Another effect of a slowing economy – which Mr Aherne predicts is heading to a downturn, not a recession - could lead investors is clothing.
Mr Aherne suggests firms in the middle market may have problems as budgets tighten.
"The mega-rich have plenty of dough and will keep shopping. But elsewhere people will drop down and start shopping more at the Primarks. They will drop from Gucci to Next."
Turning to the slowdown in the US, Shane Smith, at IIR Group, warns investors not to try and second guess the bottom of the market.
He says: "It is always dangerous to try to call the bottom of a market … However, the consensus all have arrived at is the dollar is weak enough."
Paul White at Belgravia suggests a new president may help to boost the US economy – whoever it is.
"We are looking into 2009 for the US to start picking up, but the new president could give the economy a bounce."
Another area garnering a lot of attention is banking. Camps are split over whether it is now undervalued.
"Banking – in the long-term – could offer growth. Financials look attractive as a part of a balanced portfolio," says Mr White.

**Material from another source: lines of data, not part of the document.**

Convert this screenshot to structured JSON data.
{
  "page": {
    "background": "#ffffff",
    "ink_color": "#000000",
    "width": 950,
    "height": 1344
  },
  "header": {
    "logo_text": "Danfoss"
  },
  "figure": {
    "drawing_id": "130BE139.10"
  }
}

However, Peter McGahan at Worldwide Financial Planning warns that, if high inflation means the Bank of England cannot cut interest rates, banks could be in trouble.
"People had thought the worst was over for banks but this week we have seen further right-downs and share issues. More bad news is yet to come.
"If interest rates cannot fall house prices could go through the floor and banks could be left with a fall in assets."
He warns there is a lot of noise on the markets, making it hard for investors to make a decision, but the volatility today, historically speaking, is not as great as many people make out
Overall, Nick McBreen at Worldwide Financial Planning urges people to be circumspect.
"Cycles come and go. Investors must be aware of the nature of the beast."
He advises those who have not reviewed their portfolios in a while to take at look at them and be prepared for some surprises.
He adds investors need to look at five-year plans – but in the short-term they need to check how exposed they are to the UK.
Mr Aherne at moneyspider proposes a rather surprising plan of action.
"At the moment, the Abbey no-notice internet account offers 6.5 per cent and it is a good financial organisation."
Amid the current turmoil, staying away until St Leger's may well be a good option.
"We are in for an interesting ride," Mr Aherne concludes.